You also assert (from the movie again) that water has become unusable. Well, fracking was first done in 1949 and in the years since there has not been one case of fracking affecting water supplies. Super environmentalist and administrator of Obama's EPA testified before congress that their 2 studies at a cost of 34 million did not find one single instance where fracking polluted any water source. The DEP in Pa did a similar study and was disappointed when they too did not find such evidence.
So in summary, your letter is a bunch of garbage rolled into a movie. You also revealed your lack of knowledge when you claimed that drilling is sometimes diagonal. In fracking it's always diagonal. Josh Fox who produced the movie made the same mistake by mixing up oil drilling and fracking. It's easy to be a liberal because you don't have to think for yourself. You can just watch a distorted movie and declare yourself an expert.
It never ceases to amaze me how ridiculously hard-headed your comments regarding this issue are. YOU reveal your lack of knowledge on this subject when your "facts" are simply propaganda put out by the oil and gas industry. Energy in Depth is a campaign put out by America's oil and gas producers in an attempt to hide the truth about hydraulic fracturing.
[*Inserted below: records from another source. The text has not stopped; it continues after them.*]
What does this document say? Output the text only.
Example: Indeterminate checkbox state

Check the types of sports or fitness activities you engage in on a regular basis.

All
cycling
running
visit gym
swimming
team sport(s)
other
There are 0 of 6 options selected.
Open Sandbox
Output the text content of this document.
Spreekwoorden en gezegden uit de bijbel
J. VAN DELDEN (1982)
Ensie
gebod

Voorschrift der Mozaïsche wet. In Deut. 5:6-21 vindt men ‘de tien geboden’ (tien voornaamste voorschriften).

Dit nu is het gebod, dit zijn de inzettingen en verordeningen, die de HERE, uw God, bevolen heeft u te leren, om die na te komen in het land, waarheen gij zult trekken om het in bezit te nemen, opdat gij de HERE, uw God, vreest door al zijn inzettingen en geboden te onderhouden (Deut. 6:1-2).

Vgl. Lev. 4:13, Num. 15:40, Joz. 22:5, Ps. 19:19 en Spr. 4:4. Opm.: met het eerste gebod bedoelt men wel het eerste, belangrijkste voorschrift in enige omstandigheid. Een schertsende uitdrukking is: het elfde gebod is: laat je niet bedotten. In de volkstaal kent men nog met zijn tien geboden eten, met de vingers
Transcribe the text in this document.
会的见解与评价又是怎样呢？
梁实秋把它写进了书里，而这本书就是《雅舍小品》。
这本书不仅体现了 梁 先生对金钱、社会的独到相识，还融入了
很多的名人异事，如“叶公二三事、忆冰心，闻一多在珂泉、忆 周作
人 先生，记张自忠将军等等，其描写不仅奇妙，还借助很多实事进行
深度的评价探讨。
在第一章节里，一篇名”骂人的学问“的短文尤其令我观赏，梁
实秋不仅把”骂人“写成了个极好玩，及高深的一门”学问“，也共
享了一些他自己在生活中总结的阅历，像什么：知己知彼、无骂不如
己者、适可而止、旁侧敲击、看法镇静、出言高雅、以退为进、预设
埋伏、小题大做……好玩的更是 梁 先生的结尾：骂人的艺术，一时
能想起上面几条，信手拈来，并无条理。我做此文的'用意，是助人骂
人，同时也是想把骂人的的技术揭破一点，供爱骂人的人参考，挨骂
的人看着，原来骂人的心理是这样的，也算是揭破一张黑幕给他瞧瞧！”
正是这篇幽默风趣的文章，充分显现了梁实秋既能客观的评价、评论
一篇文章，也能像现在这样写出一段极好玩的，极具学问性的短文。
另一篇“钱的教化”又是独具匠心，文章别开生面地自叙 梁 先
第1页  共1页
I shutter at the thought of how much money the industry has wasted telling people how clean natural gas is and how safe horizontal drilling is. It's shameful, really, how effortlessly you can lie through your teeth.
The truth is this method of drilling does have an effect on our clean water supply- these companies will tell you there hasn't been one documented case of contamination, but that doesn't mean that it isn't happening. A study done by Duke University documents methane contamination of drinking water associated with shale-gas extraction. Of course I'm sure you'll write this off as a study not worthy of your time. But folks, it is. http://bit.ly/lpv4Ml
Please don't be fooled by the gas industries propaganda. Educate yourself on this issue, because at the end of the day this is your water, your air, your land and your life. Don't let them take that away from you.